Он поздоровался, они поприветствовали его в ответ. – Какой надменной она выглядит, немного скучающей. Подставила губы для прощального поцелуя.
Раздался третий гудок. Медленно-медленно, потом все быстрее и быстрее пароход заскользил к светлой серебрящейся глади.
Они сидели друг напротив друга. Он смотрел на нее не отрываясь, был уверен, что выглядит хоть куда. Во время поездки на юг он загорел, одежда новая и хорошо сидит.
Такие дни вспоминаются, когда сильно расхвораешься.
Стояло наполненное светом солнечное утро. Он шел проселочной дорогой и чувствовал себя легким и здоровым. Везде царило воскресное настроение.
Навстречу ехала коляска фру Д[26]… Он смутился – выглядел он, для того чтобы показываться на глаза дамам, совсем неподходяще. Куда же ему деться? Он огляделся. Нельзя ли куда-нибудь свернуть? Нет, никаких путей к отступлению, придется набраться храбрости. Он слегка поправил сбившийся галстук, отряхнул брюки, которые донашивал в деревне. Коляска поравнялась с ним и остановилась.
– Добрый день!
– Доброе утро!
С улыбкой она наклонилась к нему и сердечно протянула руку. Выглядит блестяще. Она прищурила глаза и засмеялась. Оглядела его сверху донизу.
– У вас мокрые волосы, вы, наверное, только с постели. Вам непременно надо быть у меня завтра, сегодня у меня дамский клуб. Смотрите, какие прелестные цветы, – в коляске у нее было полно больших желтых цветов, – посмотрите на этот, как он прекрасен, слишком прекрасен. Я дарю его вам. И вот этот. Пожалуйста, по одному в каждую руку.
На прощание она протянула ему ладонь и, прищурившись, взглянула на него:
– Адьё!
Он остался стоять на пыльной проселочной дороге. В каждой руке он держал по большому цветку и смотрел вслед коляске. Он чувствовал себя немного растерянным. Взгляды, рукопожатия, цветы – что все это означает? Он вздрогнул. Она обернулась и засмеялась.
Он направился домой, старательно пряча цветы, чтобы никто не увидел, и думал, думал…
Всю вторую половину дня они бродили по лесу и веселились. Шутили, смеялись, будто школьники.
Он точь-в-точь такой, как ей нравится, они так подходят друг другу, сказала она, и он ощутил прилив гордости.
В огромной шляпе с алой, цвета киновари, подкладкой она выглядела забавно, по-детски. Такая соблазнительная – ходит, опустив голову, собирает цветы, приходит в восторг, когда находит какой-нибудь красивого цвета. Он не мог оторвать глаз от ее шеи. Волосы были подняты, и шея выглядела такой обнаженной.
К вечеру стал собираться дождь, по небу без остановки быстро-быстро двигались тяжелые тучи.
С моря дул ветер. Церковь стояла белая и печальная, вокруг – могилы.
Он ждал ее, она зашла к каким-то знакомым. После беготни по лесу он устал, ему было холодно.
Она казалась не такой красивой, как накануне, выглядела старше.
Они зашли в темную комнату. Из-за низко висящих туч все было каким-то унылым. Они разожгли огонь и присели у камина. Повисло молчание, они не находили, что сказать друг другу.

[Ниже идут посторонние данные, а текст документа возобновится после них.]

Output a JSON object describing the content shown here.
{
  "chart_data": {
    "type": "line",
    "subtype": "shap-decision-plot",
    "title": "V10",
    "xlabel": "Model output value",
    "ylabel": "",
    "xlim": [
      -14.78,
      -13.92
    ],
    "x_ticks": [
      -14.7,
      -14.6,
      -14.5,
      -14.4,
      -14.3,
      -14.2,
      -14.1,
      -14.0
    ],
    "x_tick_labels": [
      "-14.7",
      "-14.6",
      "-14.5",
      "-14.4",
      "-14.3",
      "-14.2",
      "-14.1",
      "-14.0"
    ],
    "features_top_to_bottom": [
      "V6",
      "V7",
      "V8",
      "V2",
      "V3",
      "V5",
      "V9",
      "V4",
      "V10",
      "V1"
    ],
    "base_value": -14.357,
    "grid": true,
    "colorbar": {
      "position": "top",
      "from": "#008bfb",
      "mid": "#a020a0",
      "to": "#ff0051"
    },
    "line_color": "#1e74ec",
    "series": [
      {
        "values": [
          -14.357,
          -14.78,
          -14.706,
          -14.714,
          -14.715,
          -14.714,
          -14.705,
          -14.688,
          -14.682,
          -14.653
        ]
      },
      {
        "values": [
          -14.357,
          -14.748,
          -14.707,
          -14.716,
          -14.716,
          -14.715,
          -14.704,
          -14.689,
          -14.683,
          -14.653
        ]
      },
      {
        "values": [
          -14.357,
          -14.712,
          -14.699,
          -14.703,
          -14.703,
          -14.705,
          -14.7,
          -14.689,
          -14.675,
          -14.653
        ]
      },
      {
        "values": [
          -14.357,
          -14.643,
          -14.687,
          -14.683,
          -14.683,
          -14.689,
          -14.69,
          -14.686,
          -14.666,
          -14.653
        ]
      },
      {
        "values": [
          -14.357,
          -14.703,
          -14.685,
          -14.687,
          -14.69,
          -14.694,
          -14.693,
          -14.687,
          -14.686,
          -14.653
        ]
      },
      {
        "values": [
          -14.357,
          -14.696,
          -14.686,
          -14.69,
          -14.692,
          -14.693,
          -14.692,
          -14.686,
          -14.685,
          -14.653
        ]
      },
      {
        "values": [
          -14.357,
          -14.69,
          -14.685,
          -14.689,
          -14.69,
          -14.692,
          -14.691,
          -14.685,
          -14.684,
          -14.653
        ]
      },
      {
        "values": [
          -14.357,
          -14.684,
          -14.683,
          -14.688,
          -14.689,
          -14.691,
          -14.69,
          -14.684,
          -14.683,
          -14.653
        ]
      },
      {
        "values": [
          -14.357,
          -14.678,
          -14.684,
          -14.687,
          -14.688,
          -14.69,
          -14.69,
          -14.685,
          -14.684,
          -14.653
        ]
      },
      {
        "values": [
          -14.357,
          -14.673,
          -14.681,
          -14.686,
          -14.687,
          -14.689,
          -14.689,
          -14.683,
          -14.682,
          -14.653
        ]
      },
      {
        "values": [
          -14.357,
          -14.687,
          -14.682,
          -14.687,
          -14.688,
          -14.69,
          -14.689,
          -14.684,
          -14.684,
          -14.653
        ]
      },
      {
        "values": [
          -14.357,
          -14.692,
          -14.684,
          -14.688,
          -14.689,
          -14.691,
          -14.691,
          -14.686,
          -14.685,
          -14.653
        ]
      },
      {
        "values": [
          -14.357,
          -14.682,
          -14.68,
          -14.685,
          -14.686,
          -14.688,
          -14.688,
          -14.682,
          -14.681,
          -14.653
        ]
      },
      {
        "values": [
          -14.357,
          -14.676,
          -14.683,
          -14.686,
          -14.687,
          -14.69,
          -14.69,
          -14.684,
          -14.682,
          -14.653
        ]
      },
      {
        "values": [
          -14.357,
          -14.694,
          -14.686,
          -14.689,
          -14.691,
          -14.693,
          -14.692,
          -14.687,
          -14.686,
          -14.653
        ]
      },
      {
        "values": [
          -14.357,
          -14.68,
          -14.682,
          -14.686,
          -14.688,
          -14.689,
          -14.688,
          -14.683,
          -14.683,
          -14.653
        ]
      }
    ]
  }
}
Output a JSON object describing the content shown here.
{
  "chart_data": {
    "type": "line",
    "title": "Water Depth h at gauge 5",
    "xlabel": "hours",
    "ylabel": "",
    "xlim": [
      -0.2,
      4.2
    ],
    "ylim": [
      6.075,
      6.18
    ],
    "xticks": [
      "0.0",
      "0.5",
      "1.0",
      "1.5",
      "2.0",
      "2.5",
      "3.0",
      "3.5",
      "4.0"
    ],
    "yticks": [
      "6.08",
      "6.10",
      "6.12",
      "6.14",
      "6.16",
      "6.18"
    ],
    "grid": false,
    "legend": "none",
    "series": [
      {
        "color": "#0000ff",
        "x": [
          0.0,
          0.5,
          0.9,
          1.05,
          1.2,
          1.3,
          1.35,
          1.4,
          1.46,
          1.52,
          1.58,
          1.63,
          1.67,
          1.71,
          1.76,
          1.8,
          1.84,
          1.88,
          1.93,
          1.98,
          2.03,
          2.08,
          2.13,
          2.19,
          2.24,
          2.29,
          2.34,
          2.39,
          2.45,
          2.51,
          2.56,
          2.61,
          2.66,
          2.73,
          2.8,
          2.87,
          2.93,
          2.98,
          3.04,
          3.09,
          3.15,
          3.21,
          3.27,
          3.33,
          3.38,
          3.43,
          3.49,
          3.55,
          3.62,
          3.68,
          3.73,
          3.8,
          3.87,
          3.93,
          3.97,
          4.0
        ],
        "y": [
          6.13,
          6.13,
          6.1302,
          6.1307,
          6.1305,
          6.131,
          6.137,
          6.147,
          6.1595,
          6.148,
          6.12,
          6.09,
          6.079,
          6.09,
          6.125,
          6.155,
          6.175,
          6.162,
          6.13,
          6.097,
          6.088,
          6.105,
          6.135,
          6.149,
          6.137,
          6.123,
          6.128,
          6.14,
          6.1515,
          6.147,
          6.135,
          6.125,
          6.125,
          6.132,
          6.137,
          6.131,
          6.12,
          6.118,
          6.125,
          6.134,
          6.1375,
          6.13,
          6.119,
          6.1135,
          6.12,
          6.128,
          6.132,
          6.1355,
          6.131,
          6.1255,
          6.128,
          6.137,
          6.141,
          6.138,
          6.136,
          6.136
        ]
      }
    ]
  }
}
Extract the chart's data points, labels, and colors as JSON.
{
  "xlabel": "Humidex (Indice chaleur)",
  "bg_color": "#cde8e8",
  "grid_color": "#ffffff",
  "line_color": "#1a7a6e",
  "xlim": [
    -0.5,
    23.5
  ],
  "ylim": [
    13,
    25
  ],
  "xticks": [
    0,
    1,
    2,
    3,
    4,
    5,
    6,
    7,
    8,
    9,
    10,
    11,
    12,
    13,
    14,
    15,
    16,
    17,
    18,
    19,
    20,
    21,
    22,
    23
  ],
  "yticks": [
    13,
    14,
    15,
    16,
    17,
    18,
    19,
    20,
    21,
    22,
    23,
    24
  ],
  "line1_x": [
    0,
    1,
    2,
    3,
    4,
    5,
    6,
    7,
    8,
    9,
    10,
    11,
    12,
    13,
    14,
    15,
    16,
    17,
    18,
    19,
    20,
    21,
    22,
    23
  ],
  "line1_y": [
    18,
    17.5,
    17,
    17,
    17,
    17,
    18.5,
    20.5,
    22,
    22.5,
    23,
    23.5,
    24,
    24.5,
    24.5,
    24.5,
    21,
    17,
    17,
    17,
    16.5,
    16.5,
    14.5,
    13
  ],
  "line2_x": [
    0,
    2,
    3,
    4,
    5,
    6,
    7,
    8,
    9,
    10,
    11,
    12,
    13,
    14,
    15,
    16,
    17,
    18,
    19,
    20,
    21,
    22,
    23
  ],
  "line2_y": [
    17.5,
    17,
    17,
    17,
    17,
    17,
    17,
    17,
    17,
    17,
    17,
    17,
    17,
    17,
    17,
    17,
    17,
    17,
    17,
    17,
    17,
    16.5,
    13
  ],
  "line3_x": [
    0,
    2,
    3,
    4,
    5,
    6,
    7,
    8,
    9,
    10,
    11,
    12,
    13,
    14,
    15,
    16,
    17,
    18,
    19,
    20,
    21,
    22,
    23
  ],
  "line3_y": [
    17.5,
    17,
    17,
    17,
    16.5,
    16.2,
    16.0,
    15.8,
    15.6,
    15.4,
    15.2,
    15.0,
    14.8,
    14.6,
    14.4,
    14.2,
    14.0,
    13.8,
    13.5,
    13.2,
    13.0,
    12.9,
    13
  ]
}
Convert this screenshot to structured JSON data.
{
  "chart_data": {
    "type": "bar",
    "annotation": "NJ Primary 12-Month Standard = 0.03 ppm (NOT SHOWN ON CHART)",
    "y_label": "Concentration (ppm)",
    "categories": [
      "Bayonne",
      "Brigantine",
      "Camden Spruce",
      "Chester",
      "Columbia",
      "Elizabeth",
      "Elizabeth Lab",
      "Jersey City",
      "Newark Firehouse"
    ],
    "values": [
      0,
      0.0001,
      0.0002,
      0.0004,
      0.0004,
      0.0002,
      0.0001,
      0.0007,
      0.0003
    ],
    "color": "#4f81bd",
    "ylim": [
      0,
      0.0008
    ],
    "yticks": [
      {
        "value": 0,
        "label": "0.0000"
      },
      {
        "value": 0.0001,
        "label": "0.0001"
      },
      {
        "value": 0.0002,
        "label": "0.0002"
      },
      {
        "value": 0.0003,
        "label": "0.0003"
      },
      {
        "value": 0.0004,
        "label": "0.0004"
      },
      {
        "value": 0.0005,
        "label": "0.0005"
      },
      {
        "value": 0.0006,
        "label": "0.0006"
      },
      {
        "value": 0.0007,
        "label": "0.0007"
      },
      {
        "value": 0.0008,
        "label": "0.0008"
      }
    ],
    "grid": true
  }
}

Зажгли лампу. Вошла фрёкен Нильсен. Он смутился еще больше. Из двери в сад вид открывался величественный – море, синее-синее. Воздух, пейзаж, вода контрастировали с желтым светом лампы. Желтый свет ярко освещал головы, бросал золотистый отблеск на тарелки и скатерть. В тени прятался синий, чисто синий.
Долгие паузы. Стук ножей и вилок о тарелки.
– Будьте любезны! – внезапные слова звучали ужасно торжественно.
У меня было чувство, что обе дамы смотрят на меня и находят чудаковатым – и ем я, наверное, странно. Может, я чересчур редко пользуюсь ножом?
Я покрылся испариной, еда застревала в горле.
– Вы почти ничего не едите, у вас плохой аппетит? – спросила хозяйка.
– Да нет.
Я покраснел, пробормотал что-то про необычайный аппетит и стал есть с удвоенным энтузиазмом. Теперь надо бы что-нибудь сказать.
– Красиво, синий пейзаж за окном, – произнес я. – Напоминает Пюви де Шаванна[27].
Как напыщенно звучит, подумал я про себя, они, должно быть, считают меня скучным.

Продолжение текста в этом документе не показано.